Slate is currently small, but has the potential to be even smaller, as it has the ability to be manufactured into a sticker shaped device that people can place onto objects without care. And with the new rise in wifi charging technology that uses radio waves within the air to charge, the Slate sticker could even power off of the wifi floating around in cities, prolonging its battery lifespan by close to two years!
How I built it
The Slate is built using the following devices:
- A GPS module with a built in ceramic antenna
- A Pro Mini Arduino board
- A BMP180 temperature sensor
- An Aadafruit M0 Lora module transmitting at 900mhz
- A 500mah lipo battery
The GPS module and the BMP180 temperature sensor are connected to the Pro Mini and forward data into it, which is then compiled into a string and sent through a software serial port into the Adafruit M0 (The M0 uses SPI because the feather M0 does not have compatibility with Software Serial). Once read by the Adafruit M0, it becomes the procedure of connecting to a Lora enabled gateway within the Philadelphia area, this is done by using a protocol known as OTAA (Over The Air Authentication) to connect to an IoT network known as the The Things Network.
The data is then displayed on a webpage, the temperature/humidity/pressure data is shown in a simple table and the longitude and latitude coordinates is placed into a google API enabled map for easy user interaction.
The exact details behind the Lora network are not simple, however the end result is a long distance radio with low power consumption.
Challenges I ran into
During the event, the Adafruit M0 Lora would not connect to the gateway and the GPS module was also having difficulty working. It was found out that the architecture of the building i was in, was actually interfering with the 900mhz frequency spectrum and canceling out outgoing and incoming signals. This issue did waste a bit of time, as i was attempting to solve an issue that could be solved without the location i was in.

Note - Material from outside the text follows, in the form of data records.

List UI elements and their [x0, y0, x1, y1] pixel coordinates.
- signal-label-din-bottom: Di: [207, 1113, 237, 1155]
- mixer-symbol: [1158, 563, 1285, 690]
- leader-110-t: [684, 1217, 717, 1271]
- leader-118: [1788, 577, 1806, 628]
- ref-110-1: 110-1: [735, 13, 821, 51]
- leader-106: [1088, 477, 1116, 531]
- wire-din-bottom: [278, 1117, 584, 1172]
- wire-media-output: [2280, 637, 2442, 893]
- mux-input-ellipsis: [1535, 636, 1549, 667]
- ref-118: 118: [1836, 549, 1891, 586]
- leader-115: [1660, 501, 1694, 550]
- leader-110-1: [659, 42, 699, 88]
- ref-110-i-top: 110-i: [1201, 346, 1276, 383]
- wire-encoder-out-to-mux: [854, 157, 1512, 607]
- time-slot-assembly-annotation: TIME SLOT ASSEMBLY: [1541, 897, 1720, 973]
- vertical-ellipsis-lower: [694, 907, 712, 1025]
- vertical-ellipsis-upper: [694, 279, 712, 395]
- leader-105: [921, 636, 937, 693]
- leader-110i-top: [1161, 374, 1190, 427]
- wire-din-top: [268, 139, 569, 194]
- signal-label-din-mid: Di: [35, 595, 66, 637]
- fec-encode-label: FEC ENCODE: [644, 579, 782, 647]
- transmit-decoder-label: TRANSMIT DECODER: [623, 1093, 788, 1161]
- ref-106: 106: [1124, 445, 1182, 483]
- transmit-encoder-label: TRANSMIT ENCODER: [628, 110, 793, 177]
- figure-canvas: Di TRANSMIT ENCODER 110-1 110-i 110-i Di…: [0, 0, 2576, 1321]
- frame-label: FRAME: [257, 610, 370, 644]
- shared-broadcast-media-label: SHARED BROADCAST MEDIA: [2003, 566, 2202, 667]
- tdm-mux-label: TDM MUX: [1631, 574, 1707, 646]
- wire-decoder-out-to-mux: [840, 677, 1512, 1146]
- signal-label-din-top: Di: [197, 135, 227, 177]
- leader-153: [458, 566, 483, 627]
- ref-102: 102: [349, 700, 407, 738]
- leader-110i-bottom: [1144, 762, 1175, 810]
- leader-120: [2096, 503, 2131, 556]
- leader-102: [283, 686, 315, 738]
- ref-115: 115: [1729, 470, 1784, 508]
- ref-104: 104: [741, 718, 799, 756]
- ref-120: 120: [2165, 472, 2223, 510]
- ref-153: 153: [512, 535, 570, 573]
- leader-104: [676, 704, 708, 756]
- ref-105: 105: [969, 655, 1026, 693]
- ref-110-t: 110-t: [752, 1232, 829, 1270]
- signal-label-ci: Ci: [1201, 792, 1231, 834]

Another issue i had was directly connecting the sensors to the Adafruit M0 Lora, as it turns out that the radio communicates with the arduino board using SPI and 12C pins, which is needed in order for the GPS and BMP180 to send data to the board. This was easily solved by connecting these sensors to a smaller pro mini and just having the pro mini forward the readings to the Adafruit M0 through serial interaction, which only requires one pin and freed up much needed resources.
A final issue i ran into was attempting to test this data, which required me going to an off sight location in order to properly connect to gateways and send the data into the internet. (Keep in mind the gateway i am attempting to communicate with is 6 miles away and the radio i am using does not have a dedicated antenna for transmission)
Accomplishments that I'm proud of
Getting the project to work overall is an accomplishment to me, as i am new to Lora networks and wireless communication within IoT. This meant that I had to learn a lot in order to get this radio up and working with the sensors, and the provided library for arduino was not ported to the board i was using. In the end though, the internet was of great assistance and i was able to properly send and receive data from the gateway within my vicinity.
What I learned
I learned a lot about Lora, GPS modules, Arduino serial interaction (SPI, 12C, serial, etc), and most of all i learned more about packet data on the internet, as in order to configure data i had to configure the packet in a certain way.
What's next for Slate: The new GPS Tracker
The next step for Slate is getting all of the much needed electronics to fit onto a flexible PCB, that way i dont have all of the extra hardware and i am only using what is needed to make the tag run. Once this is done, I want to incorporate wireless charging, either through QI compatibility or the new method of wifi charging, which would greatly extend the battery life of Slate.